A great developer will do exactly as you suggest: constantly examine the
rendered size of the canvas (taking into account pixel density and viewport/zoom).

> 
> There's also the issue of full-bleed canvases where every time the 
> container changes, you have to remember to re-update the canvas coordinate 
> space and repaint because otherwise your pretty page gets all warped.
> 
> It would be nice to fix these all at once, and I think we can, by 
> introducing a configuration option on getContext(), in the style of WebGL:
> 
>   getContext('2d', { density: 'autosize' });
> 
> This would trigger the following behaviour: When the context is created, 
> and subsequently when the <canvas> changes size (e.g. due to being sized 
> with CSS relative units and the element they're relative to changing), or 
> when the display density changes size (e.g. due to page zoom), then:
> 
>   - the width and height of the canvas bitmaps get updated to match the
>     new native size of the <canvas>, at native density.
> 
>   - the coordinate space of the canvas (context.width/context.height) 
>     gets updated to match the size of the <canvas> in CSS pixel units.
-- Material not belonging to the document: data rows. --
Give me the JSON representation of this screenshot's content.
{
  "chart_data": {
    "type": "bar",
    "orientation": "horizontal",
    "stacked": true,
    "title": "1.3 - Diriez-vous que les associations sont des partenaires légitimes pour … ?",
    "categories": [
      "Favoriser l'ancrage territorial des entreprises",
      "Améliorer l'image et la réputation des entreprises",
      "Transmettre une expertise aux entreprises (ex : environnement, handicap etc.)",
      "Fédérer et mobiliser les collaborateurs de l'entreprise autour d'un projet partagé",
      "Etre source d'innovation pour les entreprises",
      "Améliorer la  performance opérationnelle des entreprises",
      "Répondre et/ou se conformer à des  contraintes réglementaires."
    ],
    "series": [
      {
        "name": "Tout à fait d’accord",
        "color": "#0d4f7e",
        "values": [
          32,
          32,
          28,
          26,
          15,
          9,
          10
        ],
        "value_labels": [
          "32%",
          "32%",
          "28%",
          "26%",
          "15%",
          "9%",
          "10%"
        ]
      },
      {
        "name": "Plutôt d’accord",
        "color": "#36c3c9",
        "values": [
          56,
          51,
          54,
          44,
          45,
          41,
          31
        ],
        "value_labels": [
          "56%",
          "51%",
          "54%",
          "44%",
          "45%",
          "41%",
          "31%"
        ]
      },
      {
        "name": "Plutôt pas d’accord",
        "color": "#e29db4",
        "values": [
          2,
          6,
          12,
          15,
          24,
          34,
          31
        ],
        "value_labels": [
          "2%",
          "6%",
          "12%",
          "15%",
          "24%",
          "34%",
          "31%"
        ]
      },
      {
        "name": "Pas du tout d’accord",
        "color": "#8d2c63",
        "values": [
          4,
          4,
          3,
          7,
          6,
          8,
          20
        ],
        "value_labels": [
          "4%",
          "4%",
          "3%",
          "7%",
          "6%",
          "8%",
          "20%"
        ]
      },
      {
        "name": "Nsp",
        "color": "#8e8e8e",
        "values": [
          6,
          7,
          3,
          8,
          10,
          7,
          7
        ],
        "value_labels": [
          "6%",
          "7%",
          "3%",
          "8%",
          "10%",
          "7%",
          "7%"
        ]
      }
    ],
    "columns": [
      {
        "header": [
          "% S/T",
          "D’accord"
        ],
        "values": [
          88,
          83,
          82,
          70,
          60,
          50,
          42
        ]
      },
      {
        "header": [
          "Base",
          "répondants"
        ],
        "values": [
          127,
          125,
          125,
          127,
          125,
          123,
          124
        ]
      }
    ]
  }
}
Note that this would reset the context, which would throw away the contents
and context state. This might be exactly what you want though - put
this attribute on a full-bleed canvas and resize your window -> everything
disappears unless you implement the ‘resize’ event handler.

> 
>   - a 'resize' event gets fired at the <canvas>.
> 
> We would dump the *HD versions of the methods, and make the regular ones 
> go back to returning the actual raw pixels, since that would now work fine 
> and still provide HD-quality content everywhere it's available.
> 
> What do people think?

This seems ok to me. I still worry we’ll get into a situation where developers
will add density:’autosize’ (in order to get the resizing behaviour) and NOT check
the results of getImageData - everything will work fine if they never test on
a high-dpi screen.

Maybe there should be two attributes?